A Learnable Multi-views Contrastive Framework with Reconstruction Discrepancy for Medical Time-Series
Yifan Wang, Hongfeng Ai, Ruiqi Li, Maowei Jiang, Cheng Jiang,, Chenzhong Li

TL;DR
This paper introduces LMCF, a contrastive learning framework with reconstruction discrepancy for medical time-series, improving disease diagnosis by leveraging external data, adaptive multi-view representations, and pre-trained AE-GAN for better generalization.
Contribution
The paper presents a novel learnable multi-views contrastive framework with reconstruction discrepancy, enhancing medical time-series analysis and diagnosis accuracy over existing methods.
Findings
Outperforms seven baseline methods on three datasets
Improves diagnosis of myocardial infarction, Alzheimer's, and Parkinson's
Effectively leverages external data and adaptive contrastive learning
Abstract
In medical time series disease diagnosis, two key challenges are identified.First, the high annotation cost of medical data leads to overfitting in models trained on label-limited, single-center datasets. To address this, we propose incorporating external data from related tasks and leveraging AE-GAN to extract prior knowledge,providing valuable references for downstream tasks.
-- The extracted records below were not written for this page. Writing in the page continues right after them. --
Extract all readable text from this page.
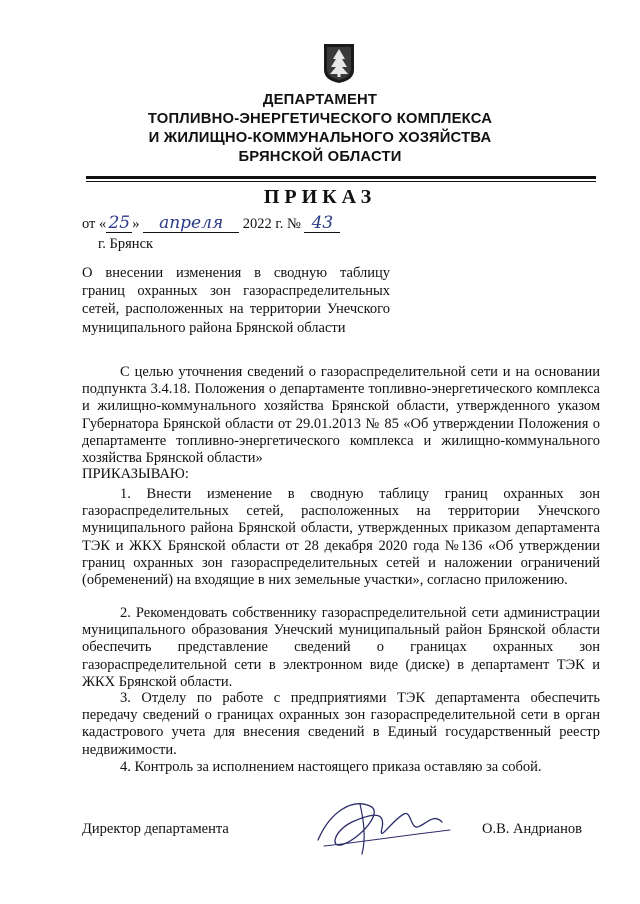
ДЕПАРТАМЕНТ
ТОПЛИВНО-ЭНЕРГЕТИЧЕСКОГО КОМПЛЕКСА
И ЖИЛИЩНО-КОММУНАЛЬНОГО ХОЗЯЙСТВА
БРЯНСКОЙ ОБЛАСТИ
ПРИКАЗ
от « 25 » апреля 2022 г. № 43
г. Брянск
О внесении изменения в сводную таблицу границ охранных зон газораспределительных сетей, расположенных на территории Унечского муниципального района Брянской области
С целью уточнения сведений о газораспределительной сети и на основании подпункта 3.4.18. Положения о департаменте топливно-энергетического комплекса и жилищно-коммунального хозяйства Брянской области, утвержденного указом Губернатора Брянской области от 29.01.2013 № 85 «Об утверждении Положения о департаменте топливно-энергетического комплекса и жилищно-коммунального хозяйства Брянской области»
ПРИКАЗЫВАЮ:
1. Внести изменение в сводную таблицу границ охранных зон газораспределительных сетей, расположенных на территории Унечского муниципального района Брянской области, утвержденных приказом департамента ТЭК и ЖКХ Брянской области от 28 декабря 2020 года №136 «Об утверждении границ охранных зон газораспределительных сетей и наложении ограничений (обременений) на входящие в них земельные участки», согласно приложению.
2. Рекомендовать собственнику газораспределительной сети администрации муниципального образования Унечский муниципальный район Брянской области обеспечить представление сведений о границах охранных зон газораспределительной сети в электронном виде (диске) в департамент ТЭК и ЖКХ Брянской области.
3. Отделу по работе с предприятиями ТЭК департамента обеспечить передачу сведений о границах охранных зон газораспределительной сети в орган кадастрового учета для внесения сведений в Единый государственный реестр недвижимости.
4. Контроль за исполнением настоящего приказа оставляю за собой.
Директор департамента	О.В. Андрианов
Second, many existing studies employ contrastive learning to derive more generalized medical sequence representations for diagnostic tasks, usually relying on manually designed diverse positive and negative sample pairs.However, these approaches are complex, lack generalizability, and fail to adaptively capture disease-specific features across different conditions.To overcome this, we introduce LMCF (Learnable Multi-views Contrastive Framework), a framework that integrates a multi-head attention mechanism and…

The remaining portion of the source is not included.